Il presupposto su cui stanno operando molti analisti (e non) è che l’aumento della pressione da parte dei russi possa basarsi sull’impiego di armi nucleari tattiche, una classe di ordigni che abbondano negli arsenali russi. Com’è noto, Mosca prevede scenari in cui potrebbe arrivare all’impiego di armi nucleari quando esiste una minaccia esistenziale per la sopravvivenza dello Stato, oltre che situazioni in cui le armi nucleari tattiche (quindi con una potenza inferiore da quelle previste per attacchi contro le città) potrebbero essere usate per forzare un nemico convenzionale a chiedere un cessate il fuoco.
Un elemento a sfavore di questa chiave di lettura è che i russi sono molto cauti rispetto a tutto ciò che riguarda le armi nucleari. Nonostante le tensioni, il recente test del missile balistico intercontinentale Satan-2 è stato preannunciato secondo tutti i protocolli del caso agli Stati Uniti. Anche l’imposizione dello stato d’allerta delle forze nucleari a febbraio è stata più una minaccia senza conseguenze che un vero cambio di paradigma.
In più, una prospettiva strategica che immagina la Russia in una guerra politica illimitata con la Nato, è l’imposizione di sanzioni sistemiche che si avvicinerebbe maggiormente a un “pericolo esistenziale” per la sopravvivenza del regime. Rischiare l’Armageddon nucleare per le sanzioni sul gas? Anche in questo caso, si tratta di uno scenario improbabile su cui gli esperti di deterrenza nucleare nutrono seri dubbi.

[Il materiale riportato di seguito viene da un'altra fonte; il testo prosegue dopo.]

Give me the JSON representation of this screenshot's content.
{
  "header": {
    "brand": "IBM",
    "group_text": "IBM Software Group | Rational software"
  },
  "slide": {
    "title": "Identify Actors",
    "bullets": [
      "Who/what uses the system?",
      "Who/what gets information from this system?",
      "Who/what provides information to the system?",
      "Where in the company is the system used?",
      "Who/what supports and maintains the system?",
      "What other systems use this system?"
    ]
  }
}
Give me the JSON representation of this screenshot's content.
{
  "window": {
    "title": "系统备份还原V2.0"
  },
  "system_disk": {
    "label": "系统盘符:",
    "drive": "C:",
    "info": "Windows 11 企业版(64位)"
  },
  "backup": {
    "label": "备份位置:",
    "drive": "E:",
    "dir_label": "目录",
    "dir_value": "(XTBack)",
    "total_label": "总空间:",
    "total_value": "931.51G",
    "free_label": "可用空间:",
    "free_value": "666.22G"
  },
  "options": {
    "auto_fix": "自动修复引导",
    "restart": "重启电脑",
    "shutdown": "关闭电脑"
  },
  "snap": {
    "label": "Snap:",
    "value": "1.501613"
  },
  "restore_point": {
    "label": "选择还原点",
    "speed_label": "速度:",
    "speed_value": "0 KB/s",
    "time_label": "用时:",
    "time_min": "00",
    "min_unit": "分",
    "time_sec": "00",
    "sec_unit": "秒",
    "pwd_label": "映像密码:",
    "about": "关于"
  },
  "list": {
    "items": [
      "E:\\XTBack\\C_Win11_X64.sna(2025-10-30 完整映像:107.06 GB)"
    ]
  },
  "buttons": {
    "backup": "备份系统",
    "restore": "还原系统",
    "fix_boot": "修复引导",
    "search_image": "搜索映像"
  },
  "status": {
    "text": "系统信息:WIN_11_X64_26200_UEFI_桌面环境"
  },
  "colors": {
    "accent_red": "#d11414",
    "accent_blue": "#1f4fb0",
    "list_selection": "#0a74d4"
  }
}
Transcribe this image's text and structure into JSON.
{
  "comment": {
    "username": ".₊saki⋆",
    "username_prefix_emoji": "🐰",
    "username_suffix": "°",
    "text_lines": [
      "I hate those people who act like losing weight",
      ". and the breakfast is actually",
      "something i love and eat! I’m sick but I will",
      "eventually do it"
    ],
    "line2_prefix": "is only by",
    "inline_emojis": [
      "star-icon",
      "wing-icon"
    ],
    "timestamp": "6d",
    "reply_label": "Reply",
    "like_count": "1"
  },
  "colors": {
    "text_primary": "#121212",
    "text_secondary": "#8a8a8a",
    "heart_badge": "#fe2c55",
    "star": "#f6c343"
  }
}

Infine rimane l’opzione dell’utilizzo di armi non-nucleari, come misure di guerra elettronica o il lancio di un “missile d’avvertimento” contro le infrastrutture in Polonia. Questa sarebbe sicuramente un’opzione intermedia valida che ridurrebbe il rischio di un fraintendimento o una perdita di controllo da parte russa.
D’altra parte, il fallimento diffuso di alcuni sistemi d’arma russi in Ucraina indica anche il rischio di una gaffe internazionale se un ipotetico missile venisse intercettato nella sua traiettoria verso territori Nato, o se le misure di guerra elettronica dovessero rivelarsi più gestibili del previsto. La conseguenza sarebbe il deterioramento della forza di deterrenza russa e una perdita di credibilità.